Anayasa Mahkemesi kararına rağmen Taksim'in 1 Mayıs kutlamasına yasaklanmasına tepki gösteren DİSK İstanbul Bölge Temsilcisi Asalettin Arslanoğlu, "Asıl suçlu 2024 1 Mayıs'ında şehri halka kapatan, Taksim'i işçilere, işçi sınıfına kapatan idare ve yöneticilerdir. Suçlu olan Taksim'e çıkmak için yollara düşen, gözaltına alınan, tutuklanan ve halen tutuklu olan arkadaşlarımız değildir. Bize Taksim'i yasaklayan emekçilere şehre çıkmayı sokağa çıkmayı yasaklayan idarecilerdir" dedi.

DİSK İstanbul Bölge Temsilciliği, KESK İstanbul Şubeler Platformu, TMMOB İstanbul İl Koordinasyon Kurulu ve İstanbul Tabip Odası'nın katılımıyla, 1 Mayıs'ta gözaltına alınanlar için İstanbul Adliyesi önünde açıklama yapıldı.

Avukatlarının suç duyurusunda bulunduğunu belirten DİSK İstanbul Bölge Temsilcisi Asalettin Arslanoğlu, asıl suçlunun Taksim'e gitmeye çalışan ve gözaltına alınanların değil, bu yasaklama kararını çıkaranların olduğunu belirterek, şöyle konuştu:

"Biraz önce avukatlarımız suç duyurusunda bulundular. Suç duyurusunda da belirttiğimiz gibi asıl suçlu 2024 1 Mayıs'ında, şehri halka kapatan Taksim'i işçilere, işçi sınıfına kapatan idare ve yöneticilerdir. Suçlu olan Taksim'e çıkmak için yollara düşen, gözaltına alınan, tutuklanan ve halen tutuklu olan arkadaşlarımız, gençler, dostlarımız, kardeşlerimiz, yoldaşlarımız değildir.

"1 Mayıs'ı terörize etmek istiyorlar"

Yapılmak istenen açık ve nettir. Yıllardır 1 Mayıs'ı terörize etmek istiyorlar. 1 Mayıs'ı kriminalize etmek istiyorlar ve marjinalleştirmek istiyorlar. Türkiye işçi sınıfının gerçek 1 Mayıs alanı olan Taksim'e ailesiyle birlikte çocuklarıyla birlikte o kampanyada da belirttiğimiz gibi bir elinde karanfil bir elinde çocuklarıyla çıkmasını engellemek için ellerinden geleni yapıyorlar.

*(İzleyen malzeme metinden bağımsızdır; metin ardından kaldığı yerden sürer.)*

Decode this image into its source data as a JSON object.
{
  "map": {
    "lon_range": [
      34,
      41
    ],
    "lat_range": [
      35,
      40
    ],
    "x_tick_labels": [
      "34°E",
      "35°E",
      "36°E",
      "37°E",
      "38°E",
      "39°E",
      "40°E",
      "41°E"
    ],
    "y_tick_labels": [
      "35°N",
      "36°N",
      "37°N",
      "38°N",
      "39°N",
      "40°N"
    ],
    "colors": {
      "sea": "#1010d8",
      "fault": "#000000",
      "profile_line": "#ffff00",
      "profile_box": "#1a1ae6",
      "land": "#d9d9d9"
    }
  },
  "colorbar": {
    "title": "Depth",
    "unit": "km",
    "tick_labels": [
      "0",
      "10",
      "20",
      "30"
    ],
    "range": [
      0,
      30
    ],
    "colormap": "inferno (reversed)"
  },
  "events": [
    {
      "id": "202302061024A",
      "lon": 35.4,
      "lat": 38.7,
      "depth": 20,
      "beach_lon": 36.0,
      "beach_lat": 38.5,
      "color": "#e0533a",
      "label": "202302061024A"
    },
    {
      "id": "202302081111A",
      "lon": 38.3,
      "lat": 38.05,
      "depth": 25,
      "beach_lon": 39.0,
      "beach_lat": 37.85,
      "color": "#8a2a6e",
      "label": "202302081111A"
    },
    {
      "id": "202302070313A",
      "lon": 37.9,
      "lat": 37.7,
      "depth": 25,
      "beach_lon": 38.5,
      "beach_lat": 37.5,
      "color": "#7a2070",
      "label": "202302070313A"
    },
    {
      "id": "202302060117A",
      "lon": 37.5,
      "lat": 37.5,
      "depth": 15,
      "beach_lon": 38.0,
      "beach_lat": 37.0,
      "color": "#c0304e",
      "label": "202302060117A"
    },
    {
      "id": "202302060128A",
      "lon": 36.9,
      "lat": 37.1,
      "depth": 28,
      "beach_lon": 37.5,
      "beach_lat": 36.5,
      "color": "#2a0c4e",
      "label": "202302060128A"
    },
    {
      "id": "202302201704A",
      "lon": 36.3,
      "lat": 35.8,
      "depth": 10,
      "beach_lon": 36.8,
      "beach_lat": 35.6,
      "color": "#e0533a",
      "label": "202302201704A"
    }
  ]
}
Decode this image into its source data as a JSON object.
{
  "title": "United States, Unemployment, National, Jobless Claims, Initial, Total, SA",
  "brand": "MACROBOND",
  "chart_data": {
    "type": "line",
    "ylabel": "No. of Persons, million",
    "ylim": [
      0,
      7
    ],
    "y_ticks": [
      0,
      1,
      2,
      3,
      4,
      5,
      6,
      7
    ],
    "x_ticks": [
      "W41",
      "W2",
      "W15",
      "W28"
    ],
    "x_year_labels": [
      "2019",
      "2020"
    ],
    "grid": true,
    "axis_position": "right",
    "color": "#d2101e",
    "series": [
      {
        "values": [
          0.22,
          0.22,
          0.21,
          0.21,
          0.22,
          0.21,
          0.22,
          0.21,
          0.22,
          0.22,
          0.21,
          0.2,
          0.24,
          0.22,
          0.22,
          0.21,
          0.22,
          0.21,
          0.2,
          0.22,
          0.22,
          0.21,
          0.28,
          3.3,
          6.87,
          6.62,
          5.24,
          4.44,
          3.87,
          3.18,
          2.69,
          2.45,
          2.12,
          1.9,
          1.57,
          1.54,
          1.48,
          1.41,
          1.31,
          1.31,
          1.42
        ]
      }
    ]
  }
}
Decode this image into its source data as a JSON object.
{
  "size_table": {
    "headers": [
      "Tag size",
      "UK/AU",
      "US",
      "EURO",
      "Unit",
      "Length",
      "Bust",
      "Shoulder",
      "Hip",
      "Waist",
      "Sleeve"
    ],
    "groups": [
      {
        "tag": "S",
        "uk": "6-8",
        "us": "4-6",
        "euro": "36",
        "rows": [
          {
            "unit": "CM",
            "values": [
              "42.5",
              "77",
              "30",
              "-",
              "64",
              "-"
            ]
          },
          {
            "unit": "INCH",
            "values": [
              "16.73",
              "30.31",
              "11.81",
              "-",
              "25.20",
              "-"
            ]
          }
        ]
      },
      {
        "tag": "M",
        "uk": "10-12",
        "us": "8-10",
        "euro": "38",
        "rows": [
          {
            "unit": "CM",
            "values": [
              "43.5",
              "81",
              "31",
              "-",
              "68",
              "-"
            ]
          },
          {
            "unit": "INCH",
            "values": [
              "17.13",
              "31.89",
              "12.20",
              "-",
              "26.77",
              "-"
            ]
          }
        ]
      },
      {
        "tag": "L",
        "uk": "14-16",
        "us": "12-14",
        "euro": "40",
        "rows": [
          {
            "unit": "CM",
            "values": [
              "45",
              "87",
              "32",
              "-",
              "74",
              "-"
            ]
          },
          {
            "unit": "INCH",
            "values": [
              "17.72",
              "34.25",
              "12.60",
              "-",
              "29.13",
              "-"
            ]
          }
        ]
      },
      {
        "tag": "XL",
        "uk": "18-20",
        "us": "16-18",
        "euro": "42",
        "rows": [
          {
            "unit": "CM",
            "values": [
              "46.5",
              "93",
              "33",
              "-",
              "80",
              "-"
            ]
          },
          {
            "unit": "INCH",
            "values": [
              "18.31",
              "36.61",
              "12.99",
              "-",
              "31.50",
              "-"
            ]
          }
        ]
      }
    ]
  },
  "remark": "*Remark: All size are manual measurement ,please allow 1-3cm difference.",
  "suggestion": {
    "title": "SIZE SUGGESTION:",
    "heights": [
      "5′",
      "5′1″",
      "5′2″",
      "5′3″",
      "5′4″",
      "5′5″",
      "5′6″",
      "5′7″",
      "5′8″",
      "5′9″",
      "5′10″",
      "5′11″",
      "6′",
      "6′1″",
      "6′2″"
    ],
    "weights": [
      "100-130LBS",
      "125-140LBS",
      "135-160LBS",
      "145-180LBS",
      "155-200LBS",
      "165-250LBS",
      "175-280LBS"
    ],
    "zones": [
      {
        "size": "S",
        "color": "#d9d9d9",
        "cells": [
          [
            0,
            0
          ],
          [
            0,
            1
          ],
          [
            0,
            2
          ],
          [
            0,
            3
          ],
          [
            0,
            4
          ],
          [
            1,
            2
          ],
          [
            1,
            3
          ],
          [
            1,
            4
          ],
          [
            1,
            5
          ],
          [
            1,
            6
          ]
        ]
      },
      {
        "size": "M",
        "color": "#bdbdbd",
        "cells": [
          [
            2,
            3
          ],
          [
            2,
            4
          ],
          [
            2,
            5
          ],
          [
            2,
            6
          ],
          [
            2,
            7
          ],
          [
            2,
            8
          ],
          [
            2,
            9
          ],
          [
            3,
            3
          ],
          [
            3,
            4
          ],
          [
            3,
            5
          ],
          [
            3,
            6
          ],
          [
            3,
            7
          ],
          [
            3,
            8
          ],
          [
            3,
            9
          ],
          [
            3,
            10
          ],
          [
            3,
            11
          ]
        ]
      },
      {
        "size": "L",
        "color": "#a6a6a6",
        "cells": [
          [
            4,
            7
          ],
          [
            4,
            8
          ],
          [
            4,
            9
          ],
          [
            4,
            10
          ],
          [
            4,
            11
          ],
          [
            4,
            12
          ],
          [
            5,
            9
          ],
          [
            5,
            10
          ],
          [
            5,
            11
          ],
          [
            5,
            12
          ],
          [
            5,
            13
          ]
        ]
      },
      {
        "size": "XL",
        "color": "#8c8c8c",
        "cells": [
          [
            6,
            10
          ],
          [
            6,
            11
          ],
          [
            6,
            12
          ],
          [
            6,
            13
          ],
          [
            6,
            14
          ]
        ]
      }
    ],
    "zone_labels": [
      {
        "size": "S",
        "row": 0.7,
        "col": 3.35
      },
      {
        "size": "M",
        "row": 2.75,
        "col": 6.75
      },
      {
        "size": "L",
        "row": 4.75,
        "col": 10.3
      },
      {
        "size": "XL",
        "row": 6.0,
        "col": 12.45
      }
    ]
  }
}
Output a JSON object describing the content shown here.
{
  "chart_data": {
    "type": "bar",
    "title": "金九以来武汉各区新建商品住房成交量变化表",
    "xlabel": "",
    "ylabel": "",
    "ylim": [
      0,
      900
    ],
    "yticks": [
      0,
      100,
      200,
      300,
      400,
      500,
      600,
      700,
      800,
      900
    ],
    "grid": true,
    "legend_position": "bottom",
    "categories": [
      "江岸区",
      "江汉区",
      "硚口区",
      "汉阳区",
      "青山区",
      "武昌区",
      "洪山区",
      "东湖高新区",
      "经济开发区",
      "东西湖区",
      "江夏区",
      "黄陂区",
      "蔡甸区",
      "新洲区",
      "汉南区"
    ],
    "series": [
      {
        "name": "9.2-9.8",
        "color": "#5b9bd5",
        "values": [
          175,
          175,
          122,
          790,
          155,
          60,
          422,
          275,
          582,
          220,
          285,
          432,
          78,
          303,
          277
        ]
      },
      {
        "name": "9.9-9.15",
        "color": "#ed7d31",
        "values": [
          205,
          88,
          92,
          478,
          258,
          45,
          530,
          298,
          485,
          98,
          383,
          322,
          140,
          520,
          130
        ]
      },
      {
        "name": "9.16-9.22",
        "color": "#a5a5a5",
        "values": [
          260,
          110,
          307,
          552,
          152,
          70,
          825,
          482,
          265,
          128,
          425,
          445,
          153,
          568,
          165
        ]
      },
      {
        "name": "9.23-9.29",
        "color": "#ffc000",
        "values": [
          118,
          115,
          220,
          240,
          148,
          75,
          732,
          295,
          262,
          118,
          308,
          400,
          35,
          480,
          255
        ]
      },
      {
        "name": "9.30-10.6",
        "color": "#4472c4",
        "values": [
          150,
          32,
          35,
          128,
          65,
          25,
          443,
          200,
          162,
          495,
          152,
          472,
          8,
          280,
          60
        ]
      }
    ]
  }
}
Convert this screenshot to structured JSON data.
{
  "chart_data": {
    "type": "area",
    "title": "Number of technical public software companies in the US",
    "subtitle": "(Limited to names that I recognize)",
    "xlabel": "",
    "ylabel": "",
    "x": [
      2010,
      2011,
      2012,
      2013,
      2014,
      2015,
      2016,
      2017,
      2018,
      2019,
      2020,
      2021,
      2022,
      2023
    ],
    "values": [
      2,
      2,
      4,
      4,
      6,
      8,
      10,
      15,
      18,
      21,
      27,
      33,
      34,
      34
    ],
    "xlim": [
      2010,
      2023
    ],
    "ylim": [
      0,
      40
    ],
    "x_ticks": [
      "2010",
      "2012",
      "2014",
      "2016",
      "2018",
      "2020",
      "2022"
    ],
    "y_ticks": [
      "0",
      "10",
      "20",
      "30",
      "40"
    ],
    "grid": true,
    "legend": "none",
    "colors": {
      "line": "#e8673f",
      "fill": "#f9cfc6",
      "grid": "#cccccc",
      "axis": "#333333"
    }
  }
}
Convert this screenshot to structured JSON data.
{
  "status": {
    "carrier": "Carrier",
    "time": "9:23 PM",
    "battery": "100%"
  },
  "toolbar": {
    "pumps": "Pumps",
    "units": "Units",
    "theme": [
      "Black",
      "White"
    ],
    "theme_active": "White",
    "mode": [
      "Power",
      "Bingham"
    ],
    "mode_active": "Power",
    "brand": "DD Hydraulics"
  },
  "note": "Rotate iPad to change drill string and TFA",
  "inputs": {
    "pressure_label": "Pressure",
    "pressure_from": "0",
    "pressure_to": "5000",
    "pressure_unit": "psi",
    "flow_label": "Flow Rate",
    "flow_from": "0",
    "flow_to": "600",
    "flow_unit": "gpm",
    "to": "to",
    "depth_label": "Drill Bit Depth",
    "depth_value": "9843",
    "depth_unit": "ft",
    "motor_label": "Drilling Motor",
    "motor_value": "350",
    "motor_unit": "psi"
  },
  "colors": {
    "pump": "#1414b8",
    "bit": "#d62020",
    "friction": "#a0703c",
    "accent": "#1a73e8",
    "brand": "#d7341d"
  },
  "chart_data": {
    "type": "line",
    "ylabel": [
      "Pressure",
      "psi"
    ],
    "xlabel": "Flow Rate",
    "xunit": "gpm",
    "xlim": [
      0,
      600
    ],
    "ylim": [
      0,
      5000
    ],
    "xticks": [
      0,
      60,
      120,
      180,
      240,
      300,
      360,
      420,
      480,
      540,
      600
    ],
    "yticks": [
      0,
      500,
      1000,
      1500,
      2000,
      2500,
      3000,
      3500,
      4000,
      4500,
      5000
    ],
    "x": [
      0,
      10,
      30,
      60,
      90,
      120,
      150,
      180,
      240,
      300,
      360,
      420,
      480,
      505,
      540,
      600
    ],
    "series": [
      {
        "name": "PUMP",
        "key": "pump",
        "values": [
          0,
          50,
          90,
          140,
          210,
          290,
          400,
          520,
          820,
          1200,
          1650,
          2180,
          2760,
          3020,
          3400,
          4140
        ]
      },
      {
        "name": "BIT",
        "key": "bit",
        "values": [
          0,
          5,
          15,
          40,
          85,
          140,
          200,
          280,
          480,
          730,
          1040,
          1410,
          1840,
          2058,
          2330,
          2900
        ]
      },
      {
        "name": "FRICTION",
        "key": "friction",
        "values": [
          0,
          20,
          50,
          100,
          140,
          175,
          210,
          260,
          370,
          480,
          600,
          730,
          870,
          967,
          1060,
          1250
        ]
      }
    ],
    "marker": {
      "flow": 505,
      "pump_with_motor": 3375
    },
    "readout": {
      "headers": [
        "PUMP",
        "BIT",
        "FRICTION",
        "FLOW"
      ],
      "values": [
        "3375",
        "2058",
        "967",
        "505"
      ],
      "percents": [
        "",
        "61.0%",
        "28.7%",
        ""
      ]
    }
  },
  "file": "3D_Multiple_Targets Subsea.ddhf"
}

Burada bir kere daha tekrar ediyoruz, 2024 1 Mayıs'ını da Taksim'e bizi kapatanlar bunu bilsinler ki 2025 1 Mayıs'ında, 2026 1 Mayısı'nda da Türkiye işçi sınıfı gerçek 1 Mayıs alanı Taksim Meydanı'na çıkacaktır. Ve 1 Mayıs'ı adına yakışır şekilde kutlamakta ısrar edecektir. O gün de engellenirse mücadeleye devam edecektir. Ve bu bir haktır. Asla suç değildir. Suçlanması gereken bugün hukukçularımızın dilekçelerine yansıttığı gibi bize Taksim'i yasaklayan emekçilere şehre çıkmayı sokağa çıkmayı yasaklayan idarecilerdir.

"Bu yasağı bugüne kadar tanımadık, bundan sonra da tanımayacağız"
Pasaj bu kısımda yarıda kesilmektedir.